When God gives his law at Sinai, this engraved national identity becomes the reason to treat other aliens well.
“Do not mistreat an alien or oppress him, for you were aliens in Egypt.” Ex. 22:21
“When an alien lives with you in your land, do not mistreat him. The alien living with you must be treated as one of your native born. Love him as yourself, for you were aliens in Egypt. I am the LORD your God.” Lev. 19:33-34.
“You are to have the same law for the alien and the native born. I am the LORD your God.” Lev. 24:22
“If one of your countrymen becomes poor and is unable to support himself among you, help him as you would an alien or a temporary resident, so he can continue to live among you.” Lev. 25:35.
“Do not deprive the alien or the fatherless of justice, or take the cloak of the widow as a pledge. Remember that you were slaves in Egypt, and the LORD your God redeemed you from there.” Deut. 24:17.
See also Psalm. 146:9, Jer 7:6, Jer. 22:3, Ez. 22:7 & 29, Zech. 7:10, Mal. 3:5.
“When you reap the harvest of your land, do not reap to the very edges of your field. Do not go over your vineyard a second time or pick up the grapes that have fallen. Leave them for the poor and the alien.” Lev. !9:9-10. See also Lev. 23:22; Deut. 24:19-22.
It is this last command that Boaz obeys when he watches over Ruth the Moabitess she gleans in his field.
The author of Hebrews develops this theme even more.
“By faith Abraham, when called to go to a place he would later receive as his inheritance, obeyed and went, even though he did not know where he was going. By faith he made his home in the promised land like a stranger in a foreign country; he lived in tents, as did Isaac and Jacob, who were heirs with him in the same promise. For he was looking forward to the city with foundations, whose architect and builder is God.” Heb. 11:8-10
Jesus spoke in strong terms of showing hospitality to strangers in Matt. 25:35-44. A similar sentiment is expressed in Hebrews 13:2, “Do not forget to entertain strangers, for by so doing some people have entertained angels without knowing it.”
The same terminology that is applied to the Israelites in the Old Testament is given to the Christians in the New:
“To God’s elect, strangers in the world…” I Pet. 1:1
“Live your lives as strangers here in reverent fear.” I Pet. 1:17
“I urge you, as aliens and strangers in the world…” I Pet. 2:11
Hospitality is also enjoined in the New Testament, though it seems to be directed towards other Christians:
“Share with God’s people who are in need. Practice hospitality.” Ro 12:13
“Offer hospitality to one another without grumbling.” I Peter 4:9
See also Acts 28:7, Ro 16:23, I Tim 3:2 &5:10, Tit 1:8, III John 1:8.

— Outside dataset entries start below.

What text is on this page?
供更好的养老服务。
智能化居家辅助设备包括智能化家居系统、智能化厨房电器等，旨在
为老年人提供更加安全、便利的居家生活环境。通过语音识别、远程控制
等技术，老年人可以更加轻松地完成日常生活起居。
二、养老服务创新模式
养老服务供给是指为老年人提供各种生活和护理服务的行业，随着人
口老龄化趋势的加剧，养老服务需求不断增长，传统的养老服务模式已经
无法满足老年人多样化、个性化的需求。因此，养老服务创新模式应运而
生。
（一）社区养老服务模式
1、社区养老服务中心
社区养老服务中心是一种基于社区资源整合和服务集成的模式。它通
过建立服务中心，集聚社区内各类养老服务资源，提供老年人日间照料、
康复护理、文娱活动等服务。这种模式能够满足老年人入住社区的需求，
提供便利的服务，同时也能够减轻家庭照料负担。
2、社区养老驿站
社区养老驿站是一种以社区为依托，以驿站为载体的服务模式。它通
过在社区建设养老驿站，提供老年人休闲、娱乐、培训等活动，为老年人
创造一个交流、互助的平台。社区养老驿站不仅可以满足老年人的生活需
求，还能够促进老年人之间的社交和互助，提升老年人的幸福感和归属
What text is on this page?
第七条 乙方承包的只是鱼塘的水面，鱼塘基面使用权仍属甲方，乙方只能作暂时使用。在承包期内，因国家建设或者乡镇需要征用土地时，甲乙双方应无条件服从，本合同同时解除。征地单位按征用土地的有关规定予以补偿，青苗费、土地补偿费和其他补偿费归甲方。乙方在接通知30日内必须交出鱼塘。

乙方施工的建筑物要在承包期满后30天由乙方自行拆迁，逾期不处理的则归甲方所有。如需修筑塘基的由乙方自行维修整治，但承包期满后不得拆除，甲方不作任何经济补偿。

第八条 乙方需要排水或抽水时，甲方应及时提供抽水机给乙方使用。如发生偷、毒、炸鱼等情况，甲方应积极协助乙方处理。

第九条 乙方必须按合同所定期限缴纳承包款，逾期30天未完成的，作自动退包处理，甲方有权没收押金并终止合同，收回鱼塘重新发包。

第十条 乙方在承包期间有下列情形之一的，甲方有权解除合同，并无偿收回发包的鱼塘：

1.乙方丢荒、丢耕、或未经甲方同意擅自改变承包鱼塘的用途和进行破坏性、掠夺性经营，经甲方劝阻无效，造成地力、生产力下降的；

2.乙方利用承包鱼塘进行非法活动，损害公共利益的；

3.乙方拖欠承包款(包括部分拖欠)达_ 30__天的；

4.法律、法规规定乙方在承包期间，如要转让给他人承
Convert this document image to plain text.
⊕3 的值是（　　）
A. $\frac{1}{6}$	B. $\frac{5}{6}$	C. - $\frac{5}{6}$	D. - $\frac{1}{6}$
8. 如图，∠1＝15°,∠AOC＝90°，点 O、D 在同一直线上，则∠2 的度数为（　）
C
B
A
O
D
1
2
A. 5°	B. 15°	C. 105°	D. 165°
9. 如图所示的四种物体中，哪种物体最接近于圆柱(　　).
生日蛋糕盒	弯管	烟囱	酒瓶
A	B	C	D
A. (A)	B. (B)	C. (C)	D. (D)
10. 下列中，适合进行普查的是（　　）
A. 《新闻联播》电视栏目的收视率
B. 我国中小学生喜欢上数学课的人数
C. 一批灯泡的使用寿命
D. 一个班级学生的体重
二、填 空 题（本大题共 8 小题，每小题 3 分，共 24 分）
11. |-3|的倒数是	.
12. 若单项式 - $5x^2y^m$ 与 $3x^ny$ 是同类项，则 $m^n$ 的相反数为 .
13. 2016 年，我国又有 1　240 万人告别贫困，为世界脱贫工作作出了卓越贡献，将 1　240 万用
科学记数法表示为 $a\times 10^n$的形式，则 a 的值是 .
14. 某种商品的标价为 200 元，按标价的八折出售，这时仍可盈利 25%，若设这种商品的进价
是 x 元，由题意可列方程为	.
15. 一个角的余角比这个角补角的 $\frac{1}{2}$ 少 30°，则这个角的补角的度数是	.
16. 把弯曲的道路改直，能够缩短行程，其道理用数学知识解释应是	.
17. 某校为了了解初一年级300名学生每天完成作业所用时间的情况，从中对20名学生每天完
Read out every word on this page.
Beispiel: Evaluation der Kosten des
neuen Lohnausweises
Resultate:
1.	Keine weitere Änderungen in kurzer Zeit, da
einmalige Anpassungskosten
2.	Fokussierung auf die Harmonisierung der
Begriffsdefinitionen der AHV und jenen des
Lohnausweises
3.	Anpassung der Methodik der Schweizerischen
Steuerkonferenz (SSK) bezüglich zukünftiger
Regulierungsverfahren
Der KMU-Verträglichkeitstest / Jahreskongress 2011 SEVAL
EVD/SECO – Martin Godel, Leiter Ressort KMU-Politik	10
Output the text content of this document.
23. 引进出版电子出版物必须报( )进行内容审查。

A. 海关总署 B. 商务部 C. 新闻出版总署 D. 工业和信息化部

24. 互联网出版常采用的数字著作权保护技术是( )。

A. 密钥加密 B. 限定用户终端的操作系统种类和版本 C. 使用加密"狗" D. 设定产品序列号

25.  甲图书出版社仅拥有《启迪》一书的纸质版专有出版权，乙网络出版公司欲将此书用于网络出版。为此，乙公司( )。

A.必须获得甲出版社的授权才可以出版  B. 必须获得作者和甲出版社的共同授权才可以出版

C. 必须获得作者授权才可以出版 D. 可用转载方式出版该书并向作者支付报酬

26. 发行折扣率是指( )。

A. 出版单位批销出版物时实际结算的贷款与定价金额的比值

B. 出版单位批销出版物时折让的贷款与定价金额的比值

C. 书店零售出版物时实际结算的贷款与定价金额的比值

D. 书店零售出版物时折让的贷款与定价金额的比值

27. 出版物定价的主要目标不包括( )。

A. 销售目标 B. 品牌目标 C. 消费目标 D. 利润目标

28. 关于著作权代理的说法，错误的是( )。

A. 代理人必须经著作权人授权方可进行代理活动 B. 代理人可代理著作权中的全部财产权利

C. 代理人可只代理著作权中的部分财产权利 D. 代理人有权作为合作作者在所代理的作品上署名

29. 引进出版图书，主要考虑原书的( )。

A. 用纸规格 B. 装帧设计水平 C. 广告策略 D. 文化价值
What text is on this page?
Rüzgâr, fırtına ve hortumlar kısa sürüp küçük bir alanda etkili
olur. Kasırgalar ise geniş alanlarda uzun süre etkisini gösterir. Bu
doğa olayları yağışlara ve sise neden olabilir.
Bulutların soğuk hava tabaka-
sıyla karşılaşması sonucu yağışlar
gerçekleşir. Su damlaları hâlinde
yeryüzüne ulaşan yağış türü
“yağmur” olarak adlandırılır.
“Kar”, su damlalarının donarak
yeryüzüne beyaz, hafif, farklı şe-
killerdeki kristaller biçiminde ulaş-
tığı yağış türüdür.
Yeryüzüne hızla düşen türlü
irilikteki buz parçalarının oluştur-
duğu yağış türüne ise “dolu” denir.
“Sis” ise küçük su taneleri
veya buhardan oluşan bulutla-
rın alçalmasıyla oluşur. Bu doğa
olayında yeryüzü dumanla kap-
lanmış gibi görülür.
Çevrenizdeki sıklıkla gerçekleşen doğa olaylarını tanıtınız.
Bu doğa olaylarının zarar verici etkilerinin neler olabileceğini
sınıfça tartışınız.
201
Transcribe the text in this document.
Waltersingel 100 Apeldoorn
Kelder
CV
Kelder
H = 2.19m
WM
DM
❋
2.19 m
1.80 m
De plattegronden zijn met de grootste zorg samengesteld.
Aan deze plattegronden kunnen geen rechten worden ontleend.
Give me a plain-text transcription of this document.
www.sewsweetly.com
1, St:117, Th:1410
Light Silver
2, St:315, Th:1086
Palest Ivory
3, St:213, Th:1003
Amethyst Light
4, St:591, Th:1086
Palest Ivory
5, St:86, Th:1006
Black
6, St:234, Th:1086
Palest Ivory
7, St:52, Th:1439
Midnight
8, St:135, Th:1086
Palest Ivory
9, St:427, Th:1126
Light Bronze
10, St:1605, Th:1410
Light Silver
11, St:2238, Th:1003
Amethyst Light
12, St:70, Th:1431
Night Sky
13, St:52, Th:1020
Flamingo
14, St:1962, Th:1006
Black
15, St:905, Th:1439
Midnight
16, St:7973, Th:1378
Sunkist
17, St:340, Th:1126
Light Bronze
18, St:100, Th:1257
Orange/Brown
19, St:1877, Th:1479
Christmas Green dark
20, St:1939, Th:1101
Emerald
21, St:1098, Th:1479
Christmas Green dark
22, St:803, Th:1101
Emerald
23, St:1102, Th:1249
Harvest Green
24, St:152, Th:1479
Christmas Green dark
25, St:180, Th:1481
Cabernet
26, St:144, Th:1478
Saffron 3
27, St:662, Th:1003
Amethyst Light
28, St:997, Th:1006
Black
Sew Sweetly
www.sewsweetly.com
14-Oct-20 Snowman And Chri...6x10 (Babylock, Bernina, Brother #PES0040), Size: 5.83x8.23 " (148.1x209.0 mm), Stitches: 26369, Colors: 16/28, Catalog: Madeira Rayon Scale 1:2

In Acts 18:26 Priscilla and Aquilla show hospitality to Apollos in order to correct and complete his theological training.
We need only add the Great Commission to complete the thought. Though the Bible does not address the specific situation of Internationals from an “unreached” country visiting a “Christian” country, its theology towards both foreigners and unreached peoples is more than clear. It is the responsibility of those called to spread the gospel of Christ to show hospitality to the aliens and strangers among us. Not only is this clearly commanded in the Bible, it is one of the most strategic ways of fulfilling the commission to “make disciples of all ethne.”